Concetti Chiave
- Dada nasce come risposta artistica alla guerra, con fondatori come Tristan Tzara e Marcel Janco che cercano di rifiutare la degenerazione dell'arte classica durante il conflitto mondiale.
- Il movimento si distingue per il suo approccio al non-senso, riflettendo un'arte che non deve rappresentare la bellezza e che rifiuta le ideologie tradizionali.
- Il Manifesto Dada del 1918, scritto da Tzara, propone di azzerare valori e ideologie per creare un'arte nuova e elementare, capace di risollevare l'umanità dalla follia della guerra.
- Dopo la guerra, gli artisti Dada si diffondono in diverse città europee, portando avanti una rivoluzione silenziosa contro la violenza, ma molti si avvicinano successivamente al surrealismo e all'astrattismo.
- Le città principali coinvolte nella diffusione del Dada includono Zurigo, Berlino, Colonia, Hannover e Parigi, con protagonisti come Marcel Duchamp e Man Ray che continuano a influenzare l'arte contemporanea.
Quali sono le origini del movimento Dada?
Dada (1916-1923)
È una tendenza che nasce dall’esigenza di artisti, come Tristan Tzara, Marcel Janco, Hans Arp, che, rifugiati in Svizzera, paese neutrale, durante il primo conflitto mondiale, di rifiutare la degenerazione della guerra e dell’arte classica.
E’ un movimento che è un non-senso per definizione.
Infatti, a partire dal nome, appunto, che non significa nulla e che è stato inventato aprendo a caso un vocabolario tedesco-francese.
Principi e manifesti Dada
La scommessa di Dada è riscattare l’umanità dalla follia che l’ha portata alla guerra. Per fare ciò è necessario azzerare tutte le ideologie e tutti i valori, creando un arte nuova, elementare, capace di ridare agli uomini la forza di essere di uomini e non folli assassini accecati dallo spirito di sopraffazione.

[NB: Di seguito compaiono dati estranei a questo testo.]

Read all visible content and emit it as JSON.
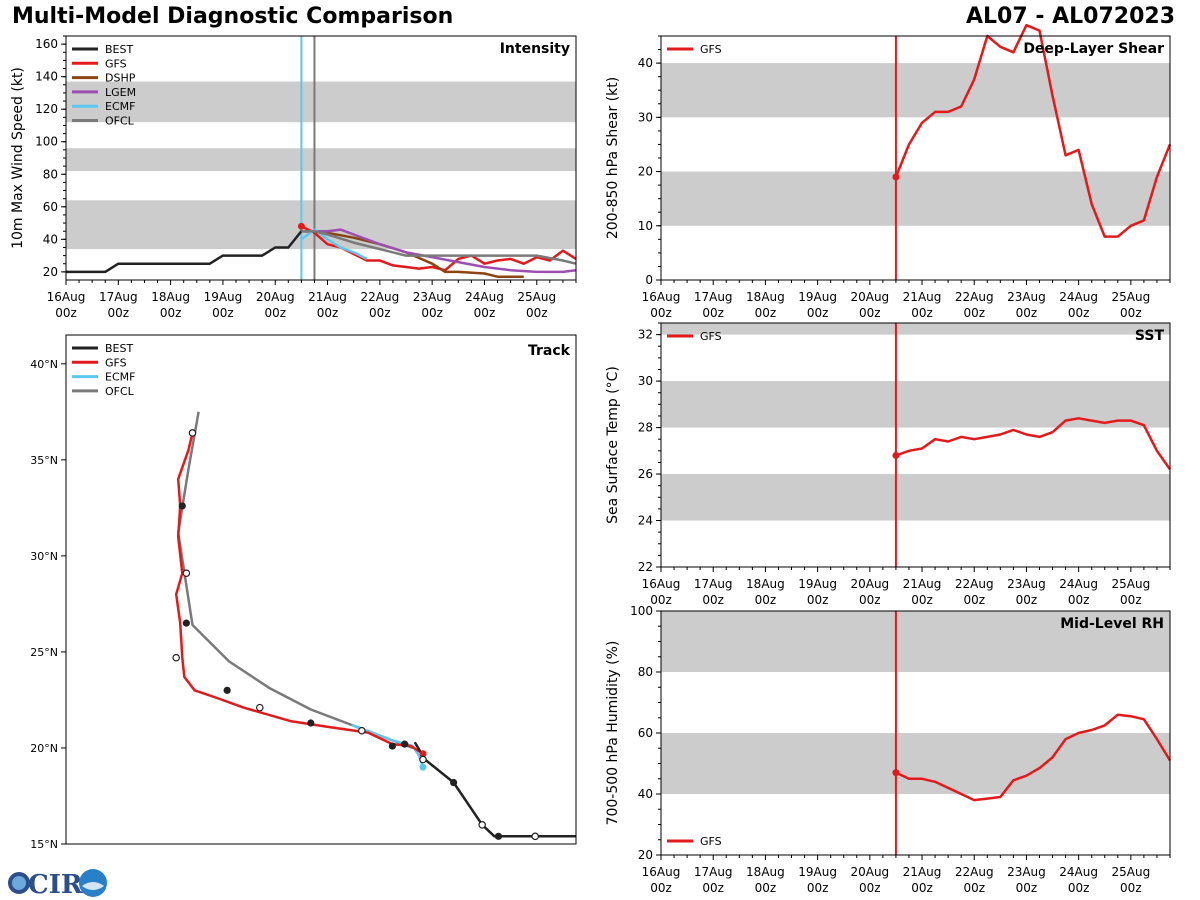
{
  "header": {
    "title_left": "Multi-Model Diagnostic Comparison",
    "title_right": "AL07 - AL072023"
  },
  "logo": {
    "text": "CIRA"
  },
  "colors": {
    "BEST": "#222222",
    "GFS": "#e31a1c",
    "DSHP": "#8b4513",
    "LGEM": "#9c4fb0",
    "ECMF": "#5bc8f0",
    "OFCL": "#7a7a7a",
    "band": "#cccccc"
  },
  "time_axis": {
    "xlim": [
      0,
      9.75
    ],
    "tick_days": [
      "16Aug",
      "17Aug",
      "18Aug",
      "19Aug",
      "20Aug",
      "21Aug",
      "22Aug",
      "23Aug",
      "24Aug",
      "25Aug"
    ],
    "tick_hour": "00z",
    "init_time": 4.5,
    "ofcl_time": 4.75
  },
  "chart_data": [
    {
      "id": "intensity",
      "type": "line",
      "title": "Intensity",
      "ylabel": "10m Max Wind Speed (kt)",
      "ylim": [
        15,
        165
      ],
      "yticks": [
        20,
        40,
        60,
        80,
        100,
        120,
        140,
        160
      ],
      "bands": [
        [
          34,
          64
        ],
        [
          82,
          96
        ],
        [
          112,
          137
        ]
      ],
      "vlines": [
        {
          "x": 4.5,
          "color": "ECMF"
        },
        {
          "x": 4.75,
          "color": "OFCL"
        }
      ],
      "legend": [
        "BEST",
        "GFS",
        "DSHP",
        "LGEM",
        "ECMF",
        "OFCL"
      ],
      "series": [
        {
          "name": "BEST",
          "x": [
            0,
            0.75,
            1,
            2.75,
            3,
            3.75,
            4,
            4.25,
            4.5,
            4.75
          ],
          "y": [
            20,
            20,
            25,
            25,
            30,
            30,
            35,
            35,
            45,
            45
          ]
        },
        {
          "name": "GFS",
          "x": [
            4.5,
            4.75,
            5,
            5.25,
            5.5,
            5.75,
            6,
            6.25,
            6.5,
            6.75,
            7,
            7.25,
            7.5,
            7.75,
            8,
            8.25,
            8.5,
            8.75,
            9,
            9.25,
            9.5,
            9.75
          ],
          "y": [
            48,
            44,
            37,
            35,
            31,
            27,
            27,
            24,
            23,
            22,
            23,
            21,
            28,
            30,
            25,
            27,
            28,
            25,
            29,
            27,
            33,
            28
          ]
        },
        {
          "name": "DSHP",
          "x": [
            4.5,
            5,
            5.5,
            6,
            6.5,
            7,
            7.25,
            7.5,
            8,
            8.25,
            8.75
          ],
          "y": [
            45,
            44,
            41,
            37,
            32,
            25,
            20,
            20,
            19,
            17,
            17
          ]
        },
        {
          "name": "LGEM",
          "x": [
            4.5,
            5,
            5.25,
            5.5,
            6,
            6.5,
            7,
            7.5,
            8,
            8.5,
            9,
            9.5,
            9.75
          ],
          "y": [
            45,
            45,
            46,
            43,
            37,
            32,
            29,
            26,
            23,
            21,
            20,
            20,
            21
          ]
        },
        {
          "name": "ECMF",
          "x": [
            4.5,
            4.75,
            5,
            5.25,
            5.5,
            5.75
          ],
          "y": [
            40,
            46,
            40,
            35,
            32,
            28
          ]
        },
        {
          "name": "OFCL",
          "x": [
            4.5,
            4.75,
            5,
            5.5,
            6,
            6.5,
            7,
            7.5,
            8,
            8.5,
            9,
            9.5,
            9.75
          ],
          "y": [
            45,
            45,
            43,
            38,
            34,
            30,
            30,
            30,
            30,
            30,
            30,
            27,
            25
          ]
        }
      ]
    },
    {
      "id": "shear",
      "type": "line",
      "title": "Deep-Layer Shear",
      "ylabel": "200-850 hPa Shear (kt)",
      "ylim": [
        0,
        45
      ],
      "yticks": [
        0,
        10,
        20,
        30,
        40
      ],
      "bands": [
        [
          10,
          20
        ],
        [
          30,
          40
        ]
      ],
      "vlines": [
        {
          "x": 4.5,
          "color": "GFS"
        }
      ],
      "legend": [
        "GFS"
      ],
      "series": [
        {
          "name": "GFS",
          "x": [
            4.5,
            4.75,
            5,
            5.25,
            5.5,
            5.75,
            6,
            6.25,
            6.5,
            6.75,
            7,
            7.25,
            7.5,
            7.75,
            8,
            8.25,
            8.5,
            8.75,
            9,
            9.25,
            9.5,
            9.75
          ],
          "y": [
            19,
            25,
            29,
            31,
            31,
            32,
            37,
            45,
            43,
            42,
            47,
            46,
            34,
            23,
            24,
            14,
            8,
            8,
            10,
            11,
            19,
            25
          ]
        }
      ]
    },
    {
      "id": "sst",
      "type": "line",
      "title": "SST",
      "ylabel": "Sea Surface Temp (°C)",
      "ylim": [
        22,
        32.5
      ],
      "yticks": [
        22,
        24,
        26,
        28,
        30,
        32
      ],
      "bands": [
        [
          24,
          26
        ],
        [
          28,
          30
        ],
        [
          32,
          32.5
        ]
      ],
      "vlines": [
        {
          "x": 4.5,
          "color": "GFS"
        }
      ],
      "legend": [
        "GFS"
      ],
      "series": [
        {
          "name": "GFS",
          "x": [
            4.5,
            4.75,
            5,
            5.25,
            5.5,
            5.75,
            6,
            6.25,
            6.5,
            6.75,
            7,
            7.25,
            7.5,
            7.75,
            8,
            8.25,
            8.5,
            8.75,
            9,
            9.25,
            9.5,
            9.75
          ],
          "y": [
            26.8,
            27.0,
            27.1,
            27.5,
            27.4,
            27.6,
            27.5,
            27.6,
            27.7,
            27.9,
            27.7,
            27.6,
            27.8,
            28.3,
            28.4,
            28.3,
            28.2,
            28.3,
            28.3,
            28.1,
            27.0,
            26.2
          ]
        }
      ]
    },
    {
      "id": "rh",
      "type": "line",
      "title": "Mid-Level RH",
      "ylabel": "700-500 hPa Humidity (%)",
      "ylim": [
        20,
        100
      ],
      "yticks": [
        20,
        40,
        60,
        80,
        100
      ],
      "bands": [
        [
          40,
          60
        ],
        [
          80,
          100
        ]
      ],
      "vlines": [
        {
          "x": 4.5,
          "color": "GFS"
        }
      ],
      "legend": [
        "GFS"
      ],
      "series": [
        {
          "name": "GFS",
          "x": [
            4.5,
            4.75,
            5,
            5.25,
            5.5,
            5.75,
            6,
            6.25,
            6.5,
            6.75,
            7,
            7.25,
            7.5,
            7.75,
            8,
            8.25,
            8.5,
            8.75,
            9,
            9.25,
            9.5,
            9.75
          ],
          "y": [
            47,
            45,
            45,
            44,
            42,
            40,
            38,
            38.5,
            39,
            44.5,
            46,
            48.5,
            52,
            58,
            60,
            61,
            62.5,
            66,
            65.5,
            64.5,
            58,
            51
          ]
        }
      ]
    },
    {
      "id": "track",
      "type": "line",
      "title": "Track",
      "xlim": [
        -60,
        -35
      ],
      "ylim": [
        15,
        41.5
      ],
      "yticks": [
        15,
        20,
        25,
        30,
        35,
        40
      ],
      "ytick_labels": [
        "15°N",
        "20°N",
        "25°N",
        "30°N",
        "35°N",
        "40°N"
      ],
      "legend": [
        "BEST",
        "GFS",
        "ECMF",
        "OFCL"
      ],
      "series": [
        {
          "name": "BEST",
          "lon": [
            -35,
            -38.5,
            -39,
            -39.6,
            -41,
            -42.4,
            -42.9
          ],
          "lat": [
            15.4,
            15.4,
            15.4,
            16,
            18.2,
            19.4,
            20.3
          ]
        },
        {
          "name": "GFS",
          "lon": [
            -42.5,
            -43.1,
            -44,
            -45.2,
            -47.2,
            -49,
            -51.3,
            -52.6,
            -53.7,
            -54.2,
            -54.3,
            -54.4,
            -54.6,
            -54.3,
            -54.5,
            -54.4,
            -54.5,
            -54.0,
            -53.8
          ],
          "lat": [
            19.7,
            20.1,
            20.2,
            20.8,
            21.1,
            21.4,
            22.1,
            22.6,
            23.0,
            23.7,
            24.7,
            26.5,
            28.0,
            29.1,
            31.0,
            32.6,
            34.0,
            35.5,
            36.4
          ]
        },
        {
          "name": "ECMF",
          "lon": [
            -42.5,
            -42.7,
            -43.0,
            -44.0,
            -45.0,
            -46.0
          ],
          "lat": [
            19.0,
            19.6,
            20.1,
            20.4,
            20.8,
            21.2
          ]
        },
        {
          "name": "OFCL",
          "lon": [
            -43.0,
            -45.5,
            -48.0,
            -50.0,
            -52.0,
            -53.8,
            -54.5,
            -54.0,
            -53.5
          ],
          "lat": [
            20.0,
            21.0,
            22.0,
            23.1,
            24.5,
            26.4,
            31.2,
            34.5,
            37.5
          ]
        },
        {
          "name": "BEST_open_markers",
          "lon": [
            -39.6,
            -37.0,
            -42.5,
            -45.5,
            -50.5,
            -54.6,
            -54.1,
            -53.8
          ],
          "lat": [
            16.0,
            15.4,
            19.4,
            20.9,
            22.1,
            24.7,
            29.1,
            36.4
          ]
        },
        {
          "name": "BEST_filled_markers",
          "lon": [
            -38.8,
            -41.0,
            -43.4,
            -44.0,
            -48.0,
            -52.1,
            -54.1,
            -54.3
          ],
          "lat": [
            15.4,
            18.2,
            20.2,
            20.1,
            21.3,
            23.0,
            26.5,
            32.6
          ]
        }
      ]
    }
  ]
}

Nel 1918 Tzara scrive il Manifesto Dada che fornisce alcune direttrici ideaologiche ed estetiche di riferimento.
L’opera d’arte, in particolare, non deve più rappresentare la bellezza, che è morta e non deve essere né gaia, né triste, né chiara né scura, da cui discende che la critica è inutile, non può esistere che soggettivamente, ciascuna la sua e senza alcun carattere di universalità.
Diffusione e evoluzione post-Dada
Subito dopo la fine della guerra i vari artisti e intellettuali che vi avevano aderito, tornarono nei loro rispettivi paesi o si sparsero nel mondo, portando ovunque i germi di quella rivoluzione silenziosa e irriverente che, alla follia della violenza, aveva opposto la violenza della follia.
Si radica maggiormente a Zurigo, Berlino, Colonia, Hannover, Parigi. Molti artisti, morto il Dada, passeranno poi all’esperienza surrealista, all’astrattismo. Tra i protagonisti: Raoul Hausmann. Marcel Duchamp, Francis Picaba e Man Ray.
Domande da interrogazione
- Qual è l'origine del movimento Dada e quale necessità ha dato vita a questo movimento?
- Qual è il principale obiettivo del Manifesto Dada scritto da Tzara nel 1918?
- Come si è evoluto il movimento Dada dopo la fine della guerra?
Il movimento Dada nasce tra il 1916 e il 1923 da artisti come Tristan Tzara, Marcel Janco e Hans Arp, rifugiati in Svizzera durante la Prima Guerra Mondiale, con l'intento di rifiutare la degenerazione della guerra e dell'arte classica.
Il Manifesto Dada mira a riscattare l'umanità dalla follia che ha portato alla guerra, proponendo un'arte nuova e elementare che azzeri ideologie e valori, liberando gli uomini dalla violenza e dalla sopraffazione.
Dopo la guerra, gli artisti Dada si sono sparsi in tutto il mondo, portando con sé i principi del movimento, che si è radicato in città come Zurigo, Berlino e Parigi, influenzando successivamente correnti come il surrealismo e l'astrattismo.